Mercredi 12 avril, l'OCDE a annoncé des niveaux records d'aide publique au développement en 2022, mais les fonds alloués à l'Afrique subsaharienne ont chuté de 7,8 %. En voyant les milliards de dollars accordés à l'Ukraine, les chefs d'Etat africains craignaient depuis des mois que la solidarité ne se retourne contre eux.
En 2022, l'aide publique des pays riches a augmenté de 13,6 % - "l'une des plus élevées de l'histoire" - pour atteindre 204 milliards de dollars (187 milliards d'euros), mais le continent n'en a pas profité. Au contraire, l'enveloppe allouée à l'Afrique subsaharienne a baissé de 7,8 % pour atteindre 29,7 milliards de dollars, soit un niveau comparable à celui de 2017.
Outre les fonds alloués à l'Ukraine (16,1 milliards de dollars, soit 7,8 % de l'APD totale), l'accueil des réfugiés dans les pays donateurs est une autre raison qui explique les chiffres records de 2022. Ces dépenses, comptabilisées dans l'aide publique au développement, s'élèvent à plus de 29 milliards de dollars en 2022, soit presque autant que les dépenses consacrées aux programmes de développement ou aux opérations humanitaires sur le continent lui-même.
Certains pays, comme le Danemark et la Suède, ont supposé dès le début de la guerre qu'une partie de leur aide étrangère serait transférée en Ukraine et qu'ils accepteraient des réfugiés. Au Sahel, la détérioration des relations entre les donateurs et les régimes putschistes a rendu ces décisions encore plus faciles.
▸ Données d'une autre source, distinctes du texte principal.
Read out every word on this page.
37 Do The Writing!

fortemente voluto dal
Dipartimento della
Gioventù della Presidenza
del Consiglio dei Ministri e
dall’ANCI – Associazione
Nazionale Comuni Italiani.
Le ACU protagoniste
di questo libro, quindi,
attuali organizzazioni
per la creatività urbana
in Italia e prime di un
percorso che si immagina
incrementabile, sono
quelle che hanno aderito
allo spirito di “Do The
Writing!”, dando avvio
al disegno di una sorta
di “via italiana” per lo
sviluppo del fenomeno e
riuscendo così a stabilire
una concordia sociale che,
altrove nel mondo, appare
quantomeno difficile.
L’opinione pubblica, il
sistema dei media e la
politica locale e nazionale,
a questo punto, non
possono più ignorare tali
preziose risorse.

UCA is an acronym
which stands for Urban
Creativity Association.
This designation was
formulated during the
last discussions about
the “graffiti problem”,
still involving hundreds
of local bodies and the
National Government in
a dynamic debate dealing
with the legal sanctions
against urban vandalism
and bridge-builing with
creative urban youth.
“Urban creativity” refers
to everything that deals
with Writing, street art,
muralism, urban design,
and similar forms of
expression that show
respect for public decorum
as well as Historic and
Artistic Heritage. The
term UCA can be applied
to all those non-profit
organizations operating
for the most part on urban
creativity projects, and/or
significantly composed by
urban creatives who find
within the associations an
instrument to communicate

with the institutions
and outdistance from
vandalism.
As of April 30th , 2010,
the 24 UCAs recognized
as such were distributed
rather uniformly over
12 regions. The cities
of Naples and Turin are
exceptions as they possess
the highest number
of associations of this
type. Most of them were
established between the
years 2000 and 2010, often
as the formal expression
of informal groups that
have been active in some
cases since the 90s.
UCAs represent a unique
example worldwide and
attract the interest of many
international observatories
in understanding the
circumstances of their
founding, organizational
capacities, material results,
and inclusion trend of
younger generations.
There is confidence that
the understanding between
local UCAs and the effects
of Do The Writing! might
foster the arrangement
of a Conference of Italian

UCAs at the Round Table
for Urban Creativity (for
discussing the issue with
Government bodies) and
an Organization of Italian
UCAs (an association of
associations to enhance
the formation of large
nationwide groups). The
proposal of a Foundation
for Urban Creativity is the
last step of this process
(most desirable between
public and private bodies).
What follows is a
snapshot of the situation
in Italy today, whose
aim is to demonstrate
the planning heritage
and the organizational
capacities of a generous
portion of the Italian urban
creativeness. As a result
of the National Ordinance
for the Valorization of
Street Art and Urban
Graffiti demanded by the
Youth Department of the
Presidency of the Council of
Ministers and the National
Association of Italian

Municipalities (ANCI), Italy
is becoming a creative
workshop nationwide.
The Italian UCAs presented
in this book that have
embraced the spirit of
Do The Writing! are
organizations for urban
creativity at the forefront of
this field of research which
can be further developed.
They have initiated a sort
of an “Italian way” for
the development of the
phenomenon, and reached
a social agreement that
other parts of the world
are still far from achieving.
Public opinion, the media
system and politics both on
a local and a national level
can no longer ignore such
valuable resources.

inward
En mars, le gouvernement danois a annoncé qu'il réduirait de moitié son aide au Burkina Faso.
Au Sahel ou dans la Corne de l'Afrique, des millions de personnes ont été déplacées et leur survie dépend de l'aide humanitaire. Environ 20 pays sont endettés et la hausse des taux d'intérêt sur les marchés internationaux réduit la capacité des gouvernements à emprunter. Dans ses prévisions économiques mondiales publiées mardi, le Fonds monétaire international (FMI) prévoit pour l'Afrique subsaharienne une croissance de 3,6 % cette année, contre 3,9 % en 2021.
Le secrétaire exécutif de l’agence de planification du Nouveau Partenariat pour le développement de l’Afrique (Nepad), Ibrahim Mayaki, explique que ce désengagement des pays donateurs obligera les pays les plus vulnérables à mobiliser davantage de ressources nationales, ce qu'ils ont très peu fait jusqu'à présent. S'ils y parviennent, notamment grâce à une meilleure gouvernance, la réduction de l'aide finira par avoir un effet positif. Mais on peut aussi imaginer un scénario négatif, où la réduction des ressources entraîne plus d'absentéisme, plus de pauvreté et plus d'insécurité.